Apparently when doing it the 4th way, the pointers get invalidated :(

I would love to see what you guys suggest me. A big thank you to everyone that is willing to help!

Answer 1

You can just use std::remove_if to conditionally remove items from a vector. This algorithm will shift items that need to be kept over to the front. Follow it up with a std::vector::erase call to actually remove the items not shifted to the front.

This is similar to your option 3, but you don't need to set an attribute first - just use a predicate that determines if the item should be kept or not, and avoid having to pass over the vector twice.

If you don't want to do it in-place, but want to fill a new vector, then std::copy_if does that.

Answer 2

Removing things from a vector should be done with the erase remove idiom

It is well covered here: https://en.wikipedia.org/wiki/Erase%E2%80%93remove_idiom

The basic idea is to shift the elements first and then erase the unneeded items which is faster than erasing and shifting each individual element which is done as from the example with:

v.erase( std::remove( v.begin(), v.end(), 5 ), v.end() );

But in general: If you have a lot of add/erase steps in your algorithm, you should use a std::list where removing elements in the middle is much cheaper at all.

Answer 3

Your attempt #2 suggests that you're not interested in the order of the elements. remove_if will suffer performance problems as it will maintain the order of the items that you don't delete; meaning you could do a substantial number of shifts to maintain this order.
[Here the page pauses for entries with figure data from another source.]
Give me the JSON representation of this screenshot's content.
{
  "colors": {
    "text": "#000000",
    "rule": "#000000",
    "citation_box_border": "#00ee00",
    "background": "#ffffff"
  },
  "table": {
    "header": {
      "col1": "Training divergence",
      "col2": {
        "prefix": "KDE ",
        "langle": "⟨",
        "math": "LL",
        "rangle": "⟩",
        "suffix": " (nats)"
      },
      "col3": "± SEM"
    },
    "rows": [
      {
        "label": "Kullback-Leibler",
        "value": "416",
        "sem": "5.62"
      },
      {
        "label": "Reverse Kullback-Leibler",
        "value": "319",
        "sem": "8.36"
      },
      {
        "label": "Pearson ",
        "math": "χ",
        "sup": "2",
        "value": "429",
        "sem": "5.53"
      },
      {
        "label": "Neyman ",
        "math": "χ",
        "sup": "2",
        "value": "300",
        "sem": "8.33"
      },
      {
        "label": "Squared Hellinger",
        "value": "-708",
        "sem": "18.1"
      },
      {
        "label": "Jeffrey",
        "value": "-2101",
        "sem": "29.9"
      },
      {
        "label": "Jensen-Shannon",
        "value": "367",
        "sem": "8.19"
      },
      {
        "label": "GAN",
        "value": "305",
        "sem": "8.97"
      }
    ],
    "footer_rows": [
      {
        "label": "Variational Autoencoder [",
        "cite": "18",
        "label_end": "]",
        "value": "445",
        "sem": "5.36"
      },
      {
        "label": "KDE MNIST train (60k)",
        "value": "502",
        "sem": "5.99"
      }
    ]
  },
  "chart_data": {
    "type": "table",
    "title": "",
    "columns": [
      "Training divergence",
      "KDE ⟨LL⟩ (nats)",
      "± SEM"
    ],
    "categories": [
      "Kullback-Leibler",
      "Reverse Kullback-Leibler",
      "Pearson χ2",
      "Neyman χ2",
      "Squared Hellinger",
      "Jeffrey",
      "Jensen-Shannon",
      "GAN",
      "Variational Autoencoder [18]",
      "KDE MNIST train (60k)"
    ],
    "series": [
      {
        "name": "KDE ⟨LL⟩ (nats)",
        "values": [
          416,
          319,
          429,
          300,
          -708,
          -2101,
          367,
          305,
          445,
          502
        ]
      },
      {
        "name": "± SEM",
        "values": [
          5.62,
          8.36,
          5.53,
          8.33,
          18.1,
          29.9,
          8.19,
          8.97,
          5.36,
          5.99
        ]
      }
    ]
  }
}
The swapping and popping will suffer the problem that repeatedly popping the back isn't required - it could resize the vector or do other things.

As such, by combining the ideas - of swapping the "last not swapped out" (ie last the first time, 2nd last the 2nd etc) and then at the end erasing the end items once complete; you should have the fastest algorithm.

Some of the comments suggest that a copy is faster than a swap; and while true when doing a single copy; for a vector when you're copying multiple elements multiple times; the swap will be significantly faster.